Banking lobbies back Fed in debit swipe-fee suit

Supreme Court
Bloomberg Creative Photos

For the second time this year, banking trade groups have taken the Federal Reserve's side in pending litigation.

The Bank Policy Institute and The Clearing House filed a joint motion on Wednesday to intervene on the Fed's behalf in its ongoing lawsuit with Corner Post, Inc., a North Dakota truck stop that is challenging the central bank's Regulation II under the Administrative Procedures Act, or APA.

Regulation II is the Fed's implementation of the so-called Durbin Amendment to the Dodd-Frank Act of 2010, which limits the processing fees debit card issuers can charge to merchants during transactions. Corner Post argues that the Fed went beyond the parameters of the Durbin Amendment when crafting the regulation and set the cap on interchange fees too high. 

Last month, BPI and TCH joined several other banking organizations to support the Fed in another lawsuit, that one involving the Cheyenne, Wyoming-based crypto bank Custodia. But unlike that case, in which the trade groups filed as amicus curiae — meaning they were not parties to the case but merely have relevant information to share — they are petitioning to join the Corner Post case as intervenors to protect their own interests.

In their filing, the groups argue that Corner Post's interpretation of the amendment is incorrect and would have significant negative impacts on card-issuing banks.
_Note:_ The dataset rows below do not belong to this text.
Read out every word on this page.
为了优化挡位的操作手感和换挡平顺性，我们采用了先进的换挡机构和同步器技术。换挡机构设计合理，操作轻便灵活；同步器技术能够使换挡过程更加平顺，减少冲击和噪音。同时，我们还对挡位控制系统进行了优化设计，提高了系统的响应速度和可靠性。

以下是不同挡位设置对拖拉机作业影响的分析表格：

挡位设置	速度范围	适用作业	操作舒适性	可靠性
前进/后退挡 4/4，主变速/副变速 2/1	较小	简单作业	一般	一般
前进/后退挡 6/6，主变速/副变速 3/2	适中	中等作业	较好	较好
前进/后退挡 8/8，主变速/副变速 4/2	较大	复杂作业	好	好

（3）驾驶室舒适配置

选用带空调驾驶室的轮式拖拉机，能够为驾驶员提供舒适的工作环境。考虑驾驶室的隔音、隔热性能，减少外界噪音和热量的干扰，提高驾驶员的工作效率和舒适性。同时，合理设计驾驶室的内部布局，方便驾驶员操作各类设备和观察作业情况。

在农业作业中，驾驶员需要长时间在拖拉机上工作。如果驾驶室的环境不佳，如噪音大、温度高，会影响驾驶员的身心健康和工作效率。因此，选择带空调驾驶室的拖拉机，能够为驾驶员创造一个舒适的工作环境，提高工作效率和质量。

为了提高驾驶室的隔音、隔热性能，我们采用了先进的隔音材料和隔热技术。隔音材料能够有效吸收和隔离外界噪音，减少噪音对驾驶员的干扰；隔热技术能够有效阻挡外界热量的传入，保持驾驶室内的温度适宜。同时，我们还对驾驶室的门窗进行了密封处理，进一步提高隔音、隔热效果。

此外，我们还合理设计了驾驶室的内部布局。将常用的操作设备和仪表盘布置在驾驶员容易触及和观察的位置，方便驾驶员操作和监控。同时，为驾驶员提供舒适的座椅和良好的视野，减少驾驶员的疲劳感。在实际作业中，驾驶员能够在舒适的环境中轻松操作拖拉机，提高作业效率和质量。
"Any rule promulgated under [Corner Post's] erroneous reading of the Durbin Amendment would ignore substantial and verifiable costs incurred by [BPI's and TCH's] members in providing for and processing debit card transactions in contravention of the amendment," the groups wrote, adding that they have "an obvious, direct interest in the result of such a challenge."

The groups also argued that because they are uniquely capable of defending their own interests on this matter, the issue should not be left up to the Fed board of governors alone to make the case in favor of Regulation II. 

"The Board, as a governmental entity, is tasked with the broad responsibility of executing the Durbin Amendment's goals and is subject to potential shifts in policy — both of which make it impossible for the Board to adequately represent [card issuers'] narrow, direct interest in the outcome of this litigation," the trade groups noted. "[We] are uniquely situated to defend their financial interests against Plaintiff's challenge to the long-settled Regulation II."

The Corner Post case has drawn interest beyond the banking industry because of its implications for how and when APA challenges can be brought. Earlier this year, the Supreme Court reversed a lower court decision on the matter, finding that the six-year statute of limitations does not begin accruing until an individual or firm is harmed by an agency rulemaking.

So, even though Regulation II has been on the books for more than a decade, Corner Post is still able to file an APA challenge because the gas station did not open until 2018. 

Merchant groups first challenged Regulation II in 2011, ultimately reaching the U.S. Court of Appeals for the D.C. Circuit in 2015. But the court ruled against them, finding that the terms of the regulation fell within the bounds of the Fed's discretion. The Supreme Court opted not to take up the appeal.

In 2021, a pair of North Dakota retail associations challenged the regulation again. Corner Post joined that suit as a standalone plaintiff. The challenge was dismissed at both the U.S. district and appellate levels, with both courts ruling that the claims began accruing at the time the rule was enacted, meaning the statute of limitations had long been reached.

In July, the Supreme Court reversed that decision, finding that Corner Post's statute of limitations had not been reached. It remanded the case back to the appellate level. 

The case could continue to have ramifications beyond the banking sector. A ruling in favor of Corner Post would not only force the Fed to go back to the drawing board for its interchange regulation, but would also demonstrate how courts are viewing agency discretion after the revocation of the so-called Chevron Doctrine earlier this year. The 40-year precedent, which encouraged courts to be deferential to agencies on matters involving unclear statutory mandates, was struck down in June.